Cyber market stabilizes, but risk and exposure still escalating

The cyber insurance market may have cooled from its peak volatility, but the risks haven’t gone anywhere. “The state of the cyber market is stabilizing post a very hard market cycle,” said Ben Zviti (pictured), president of ANV Cyber. “But volatility still remains due to increased regulatory scrutiny, as well as the evolving threats and longer tail third party claims.”

Threat actors have become faster, smarter, and harder to predict – and they’re hitting all corners of the business world. “It’s a game of cat and mouse between the threat actors and the IT professionals,” said Zviti.
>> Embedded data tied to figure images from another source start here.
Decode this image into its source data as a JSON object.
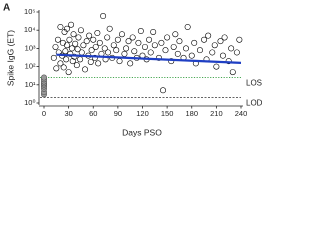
{
  "chart_data": {
    "type": "scatter",
    "panel_label": "A",
    "xlabel": "Days PSO",
    "ylabel": "Spike IgG (ET)",
    "xlim": [
      0,
      240
    ],
    "xticks": [
      0,
      30,
      60,
      90,
      120,
      150,
      180,
      210,
      240
    ],
    "ylim": [
      1,
      100000
    ],
    "log_y": true,
    "grid": false,
    "yticks": [
      {
        "value": 1,
        "label": "10⁰"
      },
      {
        "value": 10,
        "label": "10¹"
      },
      {
        "value": 100,
        "label": "10²"
      },
      {
        "value": 1000,
        "label": "10³"
      },
      {
        "value": 10000,
        "label": "10⁴"
      },
      {
        "value": 100000,
        "label": "10⁵"
      }
    ],
    "series": [
      {
        "color": "#999999",
        "marker": "filled",
        "x": [
          0,
          0,
          0,
          0,
          0,
          0,
          0,
          0,
          0
        ],
        "values": [
          3,
          4,
          6,
          8,
          10,
          12,
          15,
          20,
          25
        ]
      },
      {
        "color": "#000000",
        "marker": "open",
        "x": [
          12,
          14,
          15,
          17,
          18,
          20,
          20,
          22,
          23,
          24,
          25,
          26,
          27,
          28,
          28,
          30,
          31,
          32,
          33,
          34,
          35,
          36,
          37,
          38,
          40,
          41,
          42,
          44,
          45,
          46,
          48,
          50,
          52,
          54,
          55,
          57,
          58,
          60,
          62,
          63,
          65,
          66,
          68,
          70,
          72,
          74,
          75,
          77,
          78,
          80,
          83,
          85,
          88,
          90,
          92,
          95,
          98,
          100,
          103,
          105,
          108,
          110,
          113,
          115,
          118,
          120,
          123,
          125,
          128,
          130,
          133,
          135,
          140,
          143,
          145,
          148,
          150,
          155,
          158,
          160,
          163,
          165,
          170,
          173,
          175,
          180,
          183,
          185,
          190,
          195,
          198,
          200,
          205,
          208,
          210,
          215,
          218,
          220,
          225,
          228,
          230,
          235,
          238
        ],
        "values": [
          300,
          1200,
          80,
          3000,
          600,
          150,
          15000,
          400,
          2000,
          90,
          8000,
          700,
          250,
          12000,
          1500,
          50,
          3000,
          500,
          20000,
          1000,
          200,
          6000,
          350,
          1800,
          120,
          900,
          4000,
          250,
          10000,
          600,
          1500,
          70,
          2500,
          400,
          5000,
          180,
          800,
          3000,
          300,
          1200,
          7000,
          150,
          2000,
          500,
          60000,
          1000,
          250,
          4000,
          600,
          12000,
          300,
          1500,
          800,
          3000,
          200,
          6000,
          500,
          1000,
          2500,
          150,
          4000,
          700,
          300,
          2000,
          9000,
          400,
          1200,
          250,
          3000,
          600,
          8000,
          1500,
          300,
          2000,
          5,
          800,
          4000,
          200,
          1200,
          6000,
          500,
          2500,
          300,
          1000,
          15000,
          400,
          2000,
          150,
          800,
          3000,
          250,
          5000,
          600,
          1500,
          100,
          2500,
          400,
          4000,
          200,
          1000,
          50,
          600,
          3000
        ]
      }
    ],
    "trend": {
      "color": "#1f3fc4",
      "x": [
        15,
        240
      ],
      "values": [
        450,
        160
      ]
    },
    "reference_lines": [
      {
        "label": "LOS",
        "value": 25,
        "color": "#2e9b3a",
        "dash": "1.2 1.5"
      },
      {
        "label": "LOD",
        "value": 2,
        "color": "#333333",
        "dash": "2 1.5"
      }
    ]
  }
}
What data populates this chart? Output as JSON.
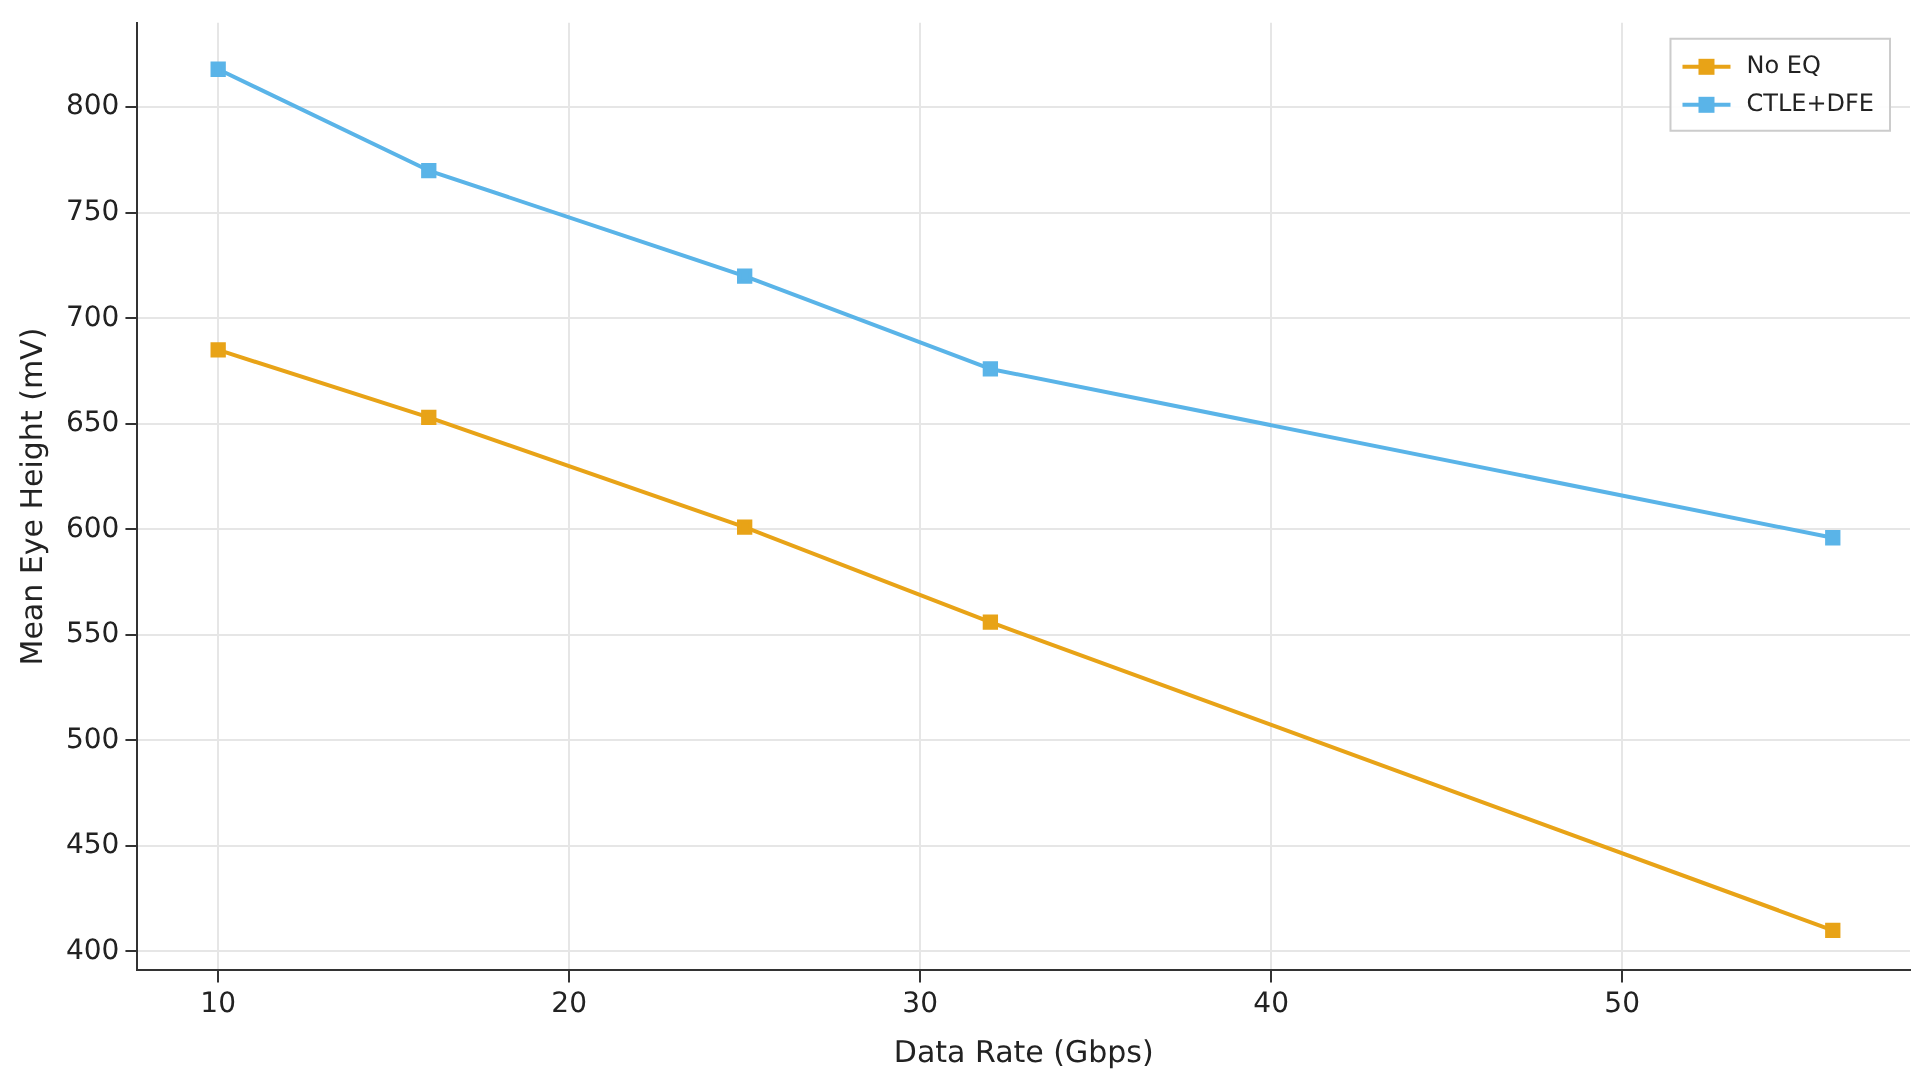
{
  "chart_data": {
    "type": "line",
    "xlabel": "Data Rate (Gbps)",
    "ylabel": "Mean Eye Height (mV)",
    "x": [
      10,
      16,
      25,
      32,
      56
    ],
    "series": [
      {
        "name": "No EQ",
        "color": "#e8a317",
        "values": [
          685,
          653,
          601,
          556,
          410
        ]
      },
      {
        "name": "CTLE+DFE",
        "color": "#5ab4e8",
        "values": [
          818,
          770,
          720,
          676,
          596
        ]
      }
    ],
    "xlim": [
      7.7,
      58.2
    ],
    "xticks": [
      10,
      20,
      30,
      40,
      50
    ],
    "ylim": [
      391,
      840
    ],
    "yticks": [
      400,
      450,
      500,
      550,
      600,
      650,
      700,
      750,
      800
    ],
    "grid": true,
    "legend": "top right",
    "marker": "square",
    "line_style": "solid"
  }
}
With digital infrastructure now embedded into every layer of enterprise operations, cyber exposure has become constant – and increasingly systemic.

Cyber moves from IT to the boardroom

Cyber is no longer a technical or back-office problem. It’s a strategic threat – one that boards and executives are now treating as a top-line risk. “Cyber risk is completely a board-level concern today,” said Zviti. “It has now exceeded to number one at the C-suite level.”

That elevation comes with new expectations. Organizations investing in their information security want to see that effort recognized by the market. “Every day is a continuation in the cyber security journey,” Zviti said. “The more investment they put into their information security, the more recognition by the insurance market is expected.”

Insurers, in turn, are incentivized to support clients in building cyber resilience – not just transfer risk. “We, as an industry, need to help our clients become more cyber resilient and cyber ready to help thwart the bad guys,” he said.

Cyber exposures cut across product lines

Cyber risk doesn’t exist in a vacuum. It crosses into multiple lines – D&O, E&O, media, even crime/fidelity – and triggers more than just technical incidents. “Cyber threats impact all facets of business whether it’s business interruption, theft of funds, theft of data, the operability and viability of a business, their reputation,” Zviti said.

A single attack can activate several insurance policies, each carrying different timelines and consequences. “A cyberattack can trigger multiple lines of coverage and how you respond to a cyberattack in the immediate moments is really what dictates the knock-on effects,” he said. “Directors and officers will be looked at with 20/20 hindsight as to how they handle the cyber event.” This is why robust table top exercises are a crucial component to good cyber hygiene.

Coverage gaps, AI threats and the speed of change

Emerging risks – including AI-driven threats like deepfake scams – are adding complexity to underwriting. Zviti recalled a recent example: “A deep fake videocall displaying an AI-generated CFO was used to convince a bank branch employee to transfer $25 million to fraudsters. I was amazed at how sophisticated the threat actors have become.”

Threat actors, he stressed, don’t discriminate by size or sector. “They’re agnostic to the types of victims they go after – large enterprise, small business, for-profit, nonprofit, government entities. They’re looking for the weakest link to exploit.”

The rise in third-party dependencies has also widened exposure. Increased reliance on vendors and cloud platforms has added “a greater lack of awareness of all the different moving parts,” he said. That’s where the insurance market can deliver more than indemnity – by closing visibility gaps and reinforcing weak links through risk services.

“Everyone is aligned in making sure that buyers of insurance are the most protected they can be,” said Zviti. That includes pre-breach support like incident response testing, MDR licenses, and tabletop exercises.

The market’s ability to respond is being tested daily. But Zviti pointed out that cyber insurance has evolved into the most agile segment of the industry. “It’s the most agile product and most agile facet of the insurance space that I’ve seen in my career,” he said.

Affordability, aggregation, and the road ahead

Looking forward, systemic risk and affordability are emerging as key challenges – especially in the large enterprise segment. “Systemic aggregation risk, migrations to the cloud and software dependencies… may create correlated exposures,” Zviti said.

At the same time, the pricing  of cyber insurance is under pressure.  With an eye towards pricing stabilization, Zviti reflects “the affordability of the coverage versus the coverage breadth – you know the saying, you get what you pay for,” he said. “How do you bridge that gap between the spend and actually what you’re buying, both for the large and small businesses? The key is to partner with markets that know how to understand and underwrite exposure while offering services to make buyers more resilient.”